Given an arbitrary $g\in L^2(\mathbb{R})$, let $T(g):=\{g(x-k)\}_{k\in \mathbb{Z}}$. Then, show that $\overline{\mathrm{span}\{g(x-k)\}_{k\in \mathbb{Z}}}\not= L^2(\mathbb{R})$, that is, the set of all finite linear combinations of elements of $T(g)$ is not dense in $L^2(\mathbb{R})$.

I tried playing around with the ideas in the book, e.g., suppose that $T(g)$ is dense in $L^2(\mathbb{R})$. Then, since the Fourier transform is unitary from $L^2(\mathbb{R})$ to itself, in particular, continuous, the sequence of their Fourier transform 
$M(\hat{g}):=\{\mathrm{e}^{-2\pi\mathrm{i}k\xi}\, \hat{g}(\xi)\}_{k\in\mathbb{Z}}$
is dense in $L^2(\mathbb{R})$, and tried to derive a contradiction but didn't go anywhere.
 A: After the Fourier transform, the problem reduces to show that, for any function $f\in L^2(\mathbb{R})$, the set of products $pf$, where $p$ is a trigonometric polynomial $p(t)=\sum c_k \exp(2\pi i k t)$, is not dense in $L^2(\mathbb{R})$. The key point here is that $p$ is $1$-periodic. 
If $f=0$, the conclusion is obvious, so exclude this case. Then, for a sufficiently small $\epsilon>0$, there exists a set $A$ of positive measure, with $\operatorname{diam} A<1$, and such that  $|f|>\epsilon$ on $A$. 

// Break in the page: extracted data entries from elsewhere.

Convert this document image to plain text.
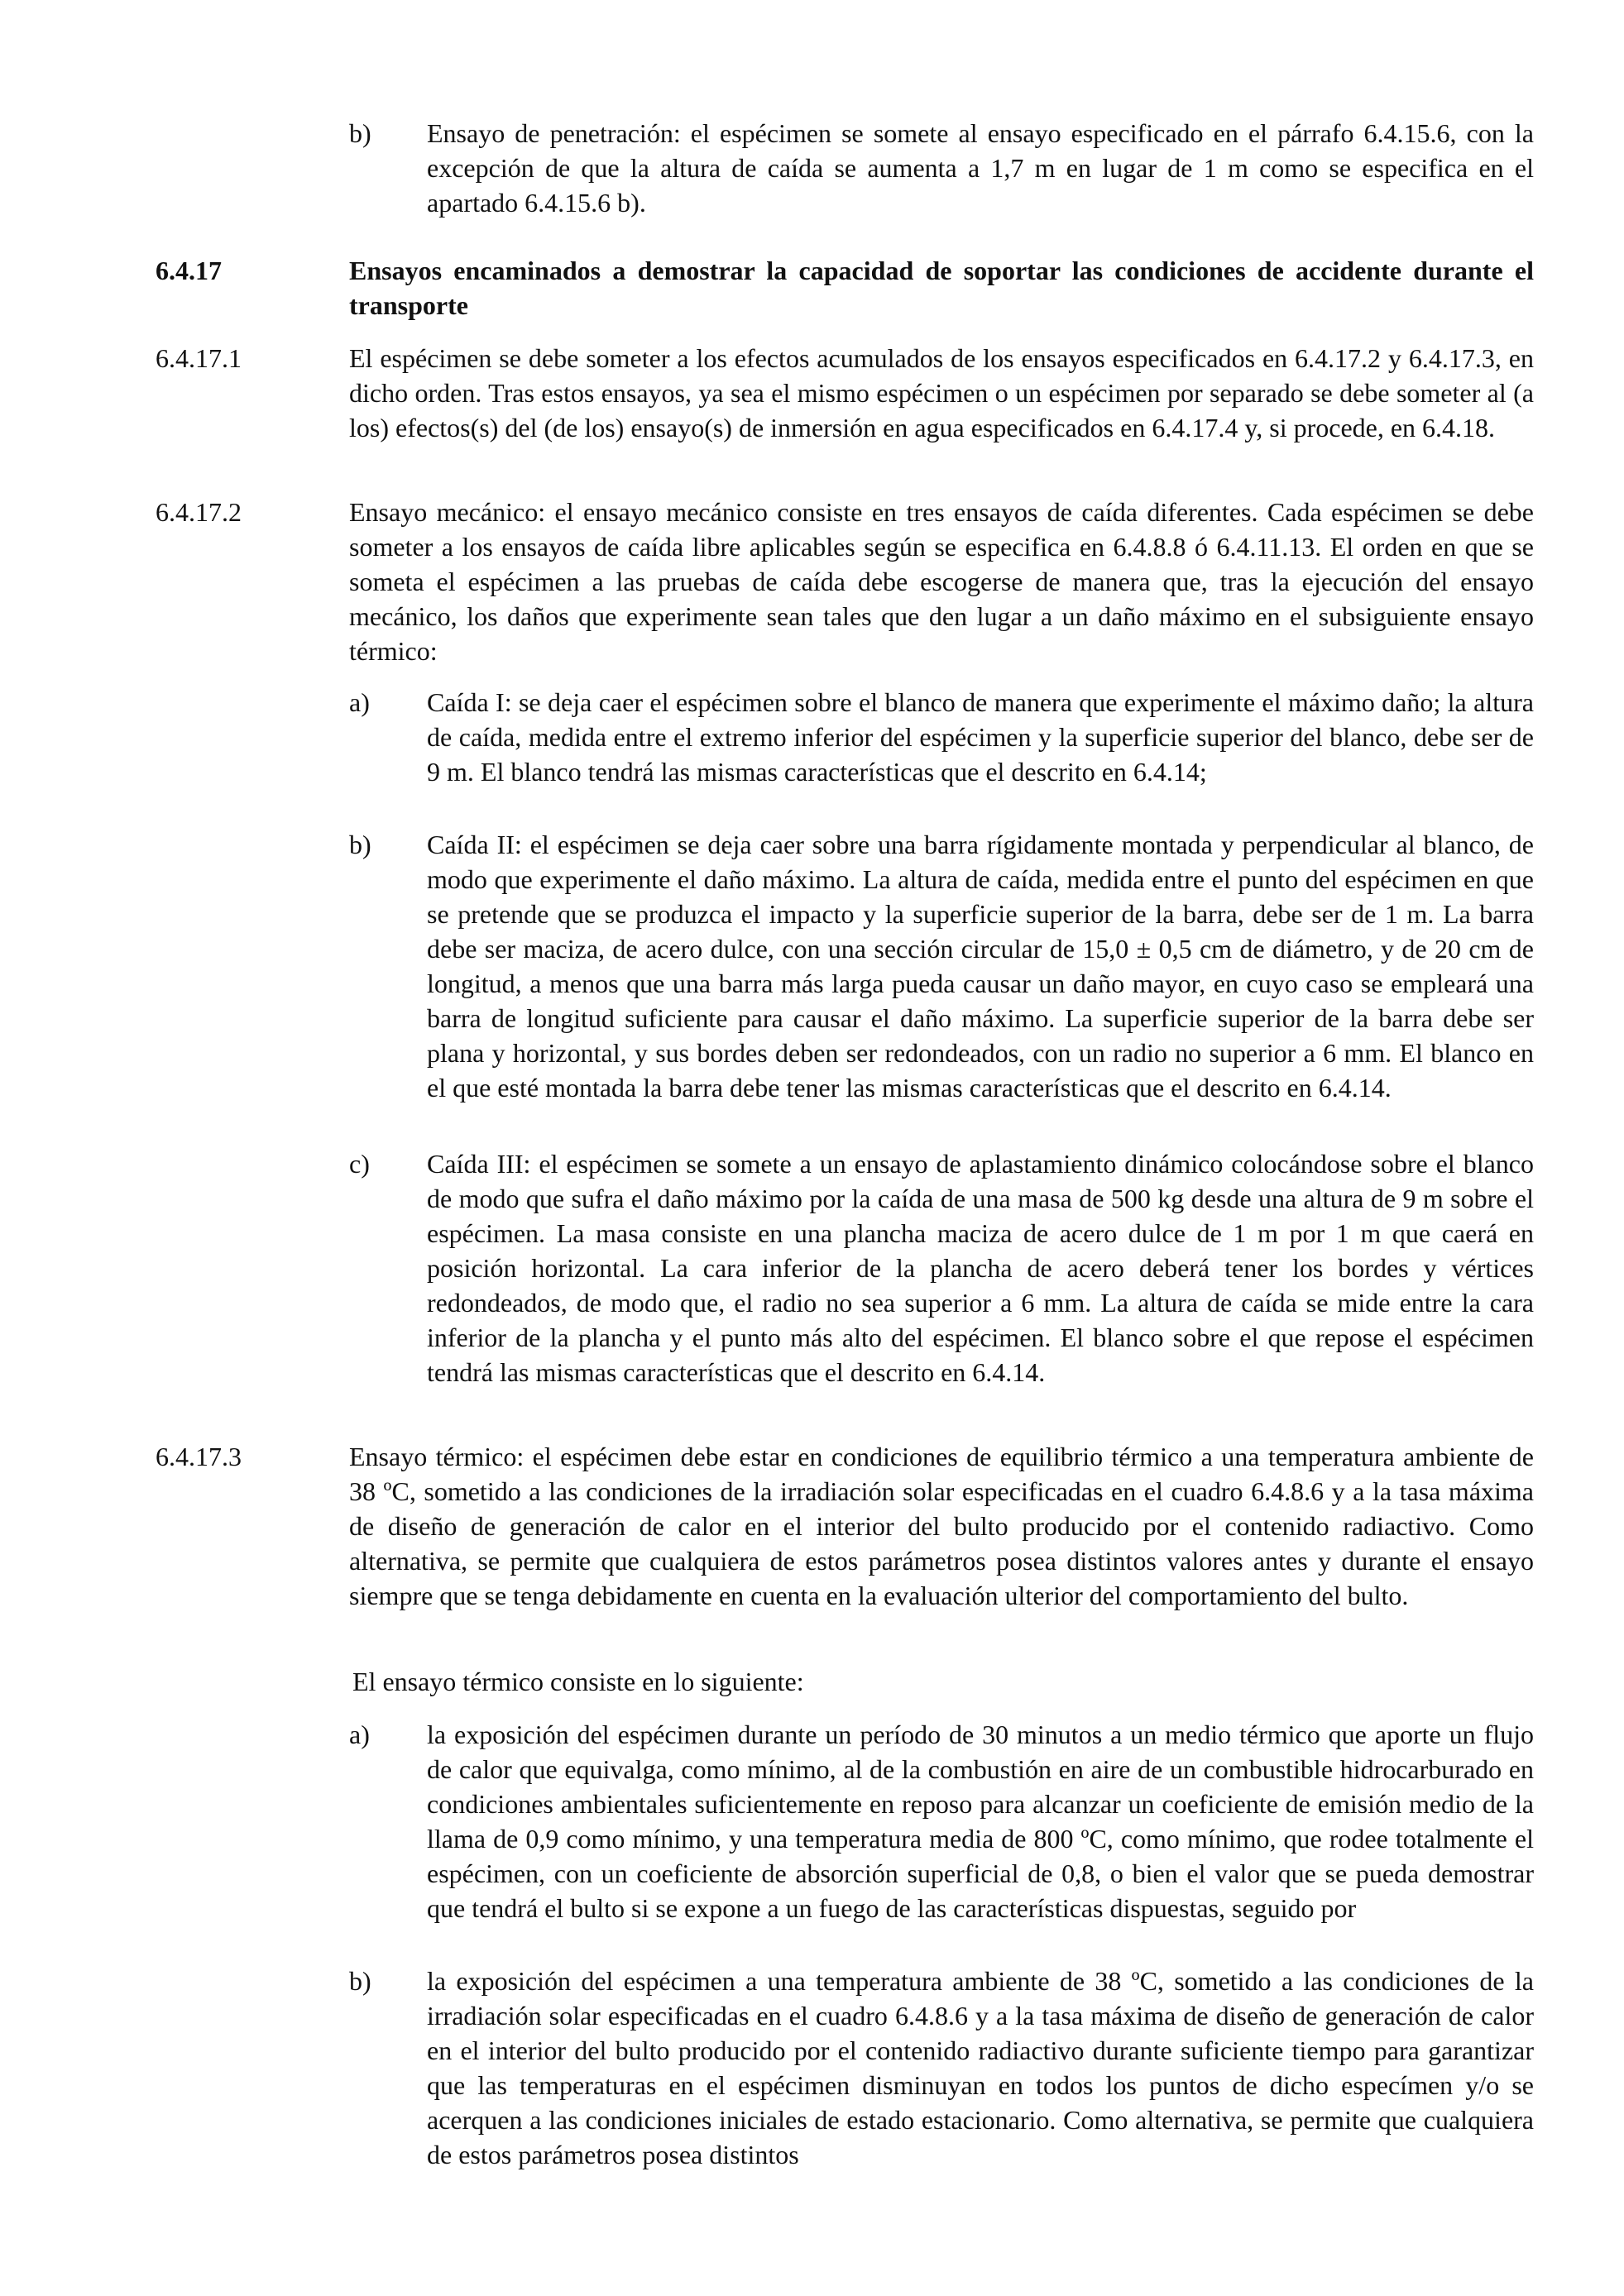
b)	Ensayo de penetración: el espécimen se somete al ensayo especificado en el párrafo 6.4.15.6, con la excepción de que la altura de caída se aumenta a 1,7 m en lugar de 1 m como se especifica en el apartado 6.4.15.6 b).

6.4.17	Ensayos encaminados a demostrar la capacidad de soportar las condiciones de accidente durante el transporte

6.4.17.1	El espécimen se debe someter a los efectos acumulados de los ensayos especificados en 6.4.17.2 y 6.4.17.3, en dicho orden. Tras estos ensayos, ya sea el mismo espécimen o un espécimen por separado se debe someter al (a los) efectos(s) del (de los) ensayo(s) de inmersión en agua especificados en 6.4.17.4 y, si procede, en 6.4.18.

6.4.17.2	Ensayo mecánico: el ensayo mecánico consiste en tres ensayos de caída diferentes. Cada espécimen se debe someter a los ensayos de caída libre aplicables según se especifica en 6.4.8.8 ó 6.4.11.13. El orden en que se someta el espécimen a las pruebas de caída debe escogerse de manera que, tras la ejecución del ensayo mecánico, los daños que experimente sean tales que den lugar a un daño máximo en el subsiguiente ensayo térmico:

a)	Caída I: se deja caer el espécimen sobre el blanco de manera que experimente el máximo daño; la altura de caída, medida entre el extremo inferior del espécimen y la superficie superior del blanco, debe ser de 9 m. El blanco tendrá las mismas características que el descrito en 6.4.14;

b)	Caída II: el espécimen se deja caer sobre una barra rígidamente montada y perpendicular al blanco, de modo que experimente el daño máximo. La altura de caída, medida entre el punto del espécimen en que se pretende que se produzca el impacto y la superficie superior de la barra, debe ser de 1 m. La barra debe ser maciza, de acero dulce, con una sección circular de 15,0 ± 0,5 cm de diámetro, y de 20 cm de longitud, a menos que una barra más larga pueda causar un daño mayor, en cuyo caso se empleará una barra de longitud suficiente para causar el daño máximo. La superficie superior de la barra debe ser plana y horizontal, y sus bordes deben ser redondeados, con un radio no superior a 6 mm. El blanco en el que esté montada la barra debe tener las mismas características que el descrito en 6.4.14.

c)	Caída III: el espécimen se somete a un ensayo de aplastamiento dinámico colocándose sobre el blanco de modo que sufra el daño máximo por la caída de una masa de 500 kg desde una altura de 9 m sobre el espécimen. La masa consiste en una plancha maciza de acero dulce de 1 m por 1 m que caerá en posición horizontal. La cara inferior de la plancha de acero deberá tener los bordes y vértices redondeados, de modo que, el radio no sea superior a 6 mm. La altura de caída se mide entre la cara inferior de la plancha y el punto más alto del espécimen. El blanco sobre el que repose el espécimen tendrá las mismas características que el descrito en 6.4.14.

6.4.17.3	Ensayo térmico: el espécimen debe estar en condiciones de equilibrio térmico a una temperatura ambiente de 38 ºC, sometido a las condiciones de la irradiación solar especificadas en el cuadro 6.4.8.6 y a la tasa máxima de diseño de generación de calor en el interior del bulto producido por el contenido radiactivo. Como alternativa, se permite que cualquiera de estos parámetros posea distintos valores antes y durante el ensayo siempre que se tenga debidamente en cuenta en la evaluación ulterior del comportamiento del bulto.

El ensayo térmico consiste en lo siguiente:

a)	la exposición del espécimen durante un período de 30 minutos a un medio térmico que aporte un flujo de calor que equivalga, como mínimo, al de la combustión en aire de un combustible hidrocarburado en condiciones ambientales suficientemente en reposo para alcanzar un coeficiente de emisión medio de la llama de 0,9 como mínimo, y una temperatura media de 800 ºC, como mínimo, que rodee totalmente el espécimen, con un coeficiente de absorción superficial de 0,8, o bien el valor que se pueda demostrar que tendrá el bulto si se expone a un fuego de las características dispuestas, seguido por

b)	la exposición del espécimen a una temperatura ambiente de 38 ºC, sometido a las condiciones de la irradiación solar especificadas en el cuadro 6.4.8.6 y a la tasa máxima de diseño de generación de calor en el interior del bulto producido por el contenido radiactivo durante suficiente tiempo para garantizar que las temperaturas en el espécimen disminuyan en todos los puntos de dicho especímen y/o se acerquen a las condiciones iniciales de estado estacionario. Como alternativa, se permite que cualquiera de estos parámetros posea distintos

Since $\sum_{n\in\mathbb{Z}}\int_{A+n}|f|^2 <\infty$, it follows that there exists $n\in\mathbb{Z}$ such that $|f|<\epsilon/2$ on most of the set $A+n$ (that is, on a subset that comprises, say, $99\%$ of the measure of $A+n$). 
It's impossible to approximate the function $\phi = \chi_A + \chi_{A+n}$ by any function of the form $pf$. Indeed, to have small integral $\int_A |pf-1|^2$ we must have $pf$ close to $1$ on most of the set $A$. But then $|pf|$ is less than $2/3$ on most of the set $A+n$, so $\int_{A+n} |pf-1|^2$ cannot be small.